The Royal Academy of Engineering, which promotes the engineering and technological welfare of the UK, welcomes the Government’s strong, positive support today (24 July) for the new 14-19 Diplomas as the Secretary of State visits London South Bank University.
Professor Matthew Harrison, Director of Engineering Programmes at The Royal Academy of Engineering, says: “Skills acquisition is a good thing for children. Research evidence tells us that science, technology, engineering and maths skills are particularly valuable in terms of improved life chances for young people. The engineering diploma provides a simple pathway for the acquisition of STEM skills and will enable more people to get great jobs in engineering.”
“There are tremendous engineering employment opportunities in London but so far young people in South London have not been taking them up” he says. “Ten billion pounds worth of infrastructure renewals are underway on the Tube and similar sums are being spent on water and sewerage renewals and repairs to our electricity infrastructure – even without all the preparation for the 2012 Olympics. These are long-term projects rolling out over the next decade. It’s vital that our children are part of this, shaping the London of the future.”
The diploma sets a route map for young people, starting at age 14, which is particularly valuable for children from families where there is no experience of training for higher skills. Therefore the Academy expects the Engineering Diploma to have the effect of widening participation, bringing new people into the profession.
“The Royal Academy of Engineering has been fostering further education and skills in engineering for a generation so it is only natural that we would be involved in this revolution in 14-19 education” says Matthew Harrison. “The Academy is really good at forming effective partnerships – in this case between schools, FE colleges, universities, sector skills councils and employers. This is not just a new curriculum bringing engineering into schools, often for the first time, but in Southwark and Lambeth we have achieved a new way of promoting learning – where students not only learn in school but often in FE colleges and sometimes in universities. We think this is a compelling choice for children and their families.”
Notes for editors
Founded in 1976, The Royal Academy of Engineering promotes the engineering and technological welfare of the country. Our fellowship – comprising the UK’s most eminent engineers – provides the leadership and expertise for our activities, which focus on the relationships between engineering, technology, and the quality of life. As a national academy, we provide independent and impartial advice to Government; work to secure the next generation of engineers; and provide a voice for Britain’s engineering community.
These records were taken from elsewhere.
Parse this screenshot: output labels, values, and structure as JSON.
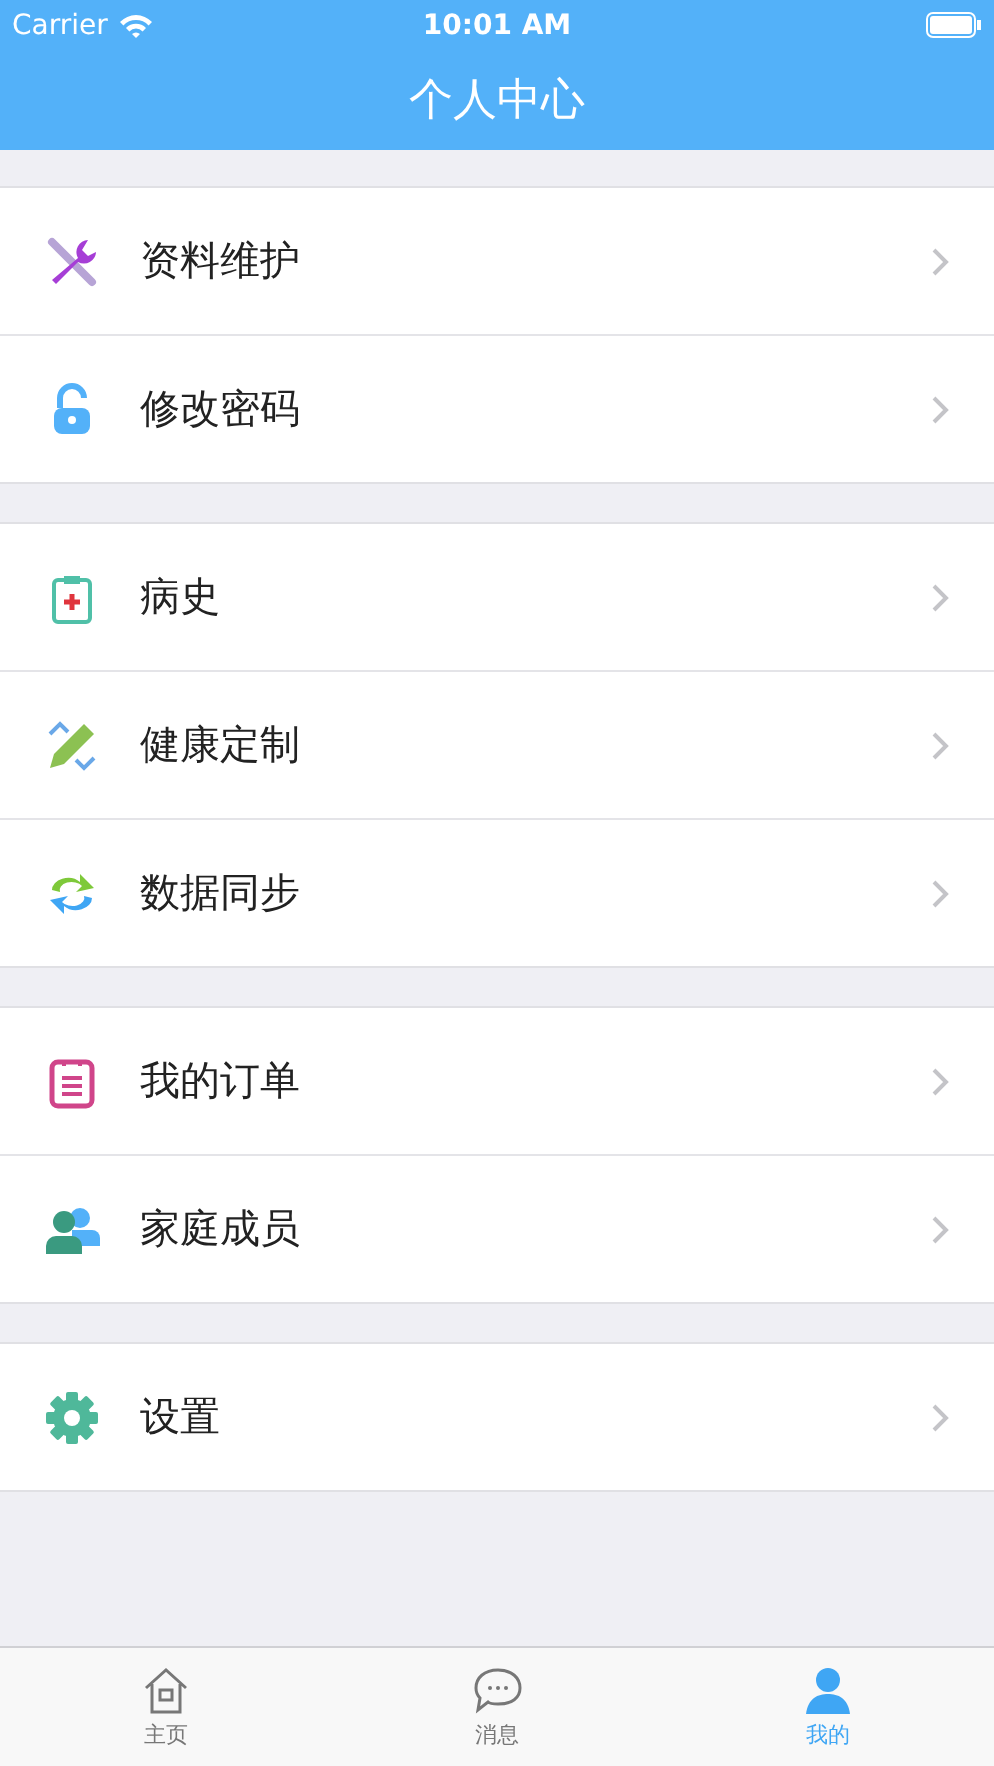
{
  "status_bar": {
    "carrier": "Carrier",
    "time": "10:01 AM"
  },
  "nav_bar": {
    "title": "个人中心"
  },
  "groups": [
    {
      "items": [
        {
          "kind": "wrench",
          "label": "资料维护"
        },
        {
          "kind": "lock",
          "label": "修改密码"
        }
      ]
    },
    {
      "items": [
        {
          "kind": "clipboard",
          "label": "病史"
        },
        {
          "kind": "pencil",
          "label": "健康定制"
        },
        {
          "kind": "sync",
          "label": "数据同步"
        }
      ]
    },
    {
      "items": [
        {
          "kind": "order",
          "label": "我的订单"
        },
        {
          "kind": "family",
          "label": "家庭成员"
        }
      ]
    },
    {
      "items": [
        {
          "kind": "gear",
          "label": "设置"
        }
      ]
    }
  ],
  "tab_bar": [
    {
      "kind": "home",
      "label": "主页",
      "selected": false
    },
    {
      "kind": "chat",
      "label": "消息",
      "selected": false
    },
    {
      "kind": "person",
      "label": "我的",
      "selected": true
    }
  ]
}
The Academy has been working in Southwark and Lambeth schools since 2005 leading the London Engineering Project, a pilot version of the National Engineering Programme, which will work in selected neighbourhoods that have low participation rates in higher education in order to widen participation. It targets groups that are currently under-represented in engineering higher education: women, minority ethnic students, students from families where there is no experience of higher education and adult learners.
Professor Matthew Harrison, Director of Engineering Programmes at the Royal Academy of Engineering, is also Chair of the Southwark and Lambeth Diploma Partnership of seven schools, two FE colleges, London South Bank University, the local Education Business Partnership, The Royal Academy of Engineering and the Teaching Enhancement (TEP).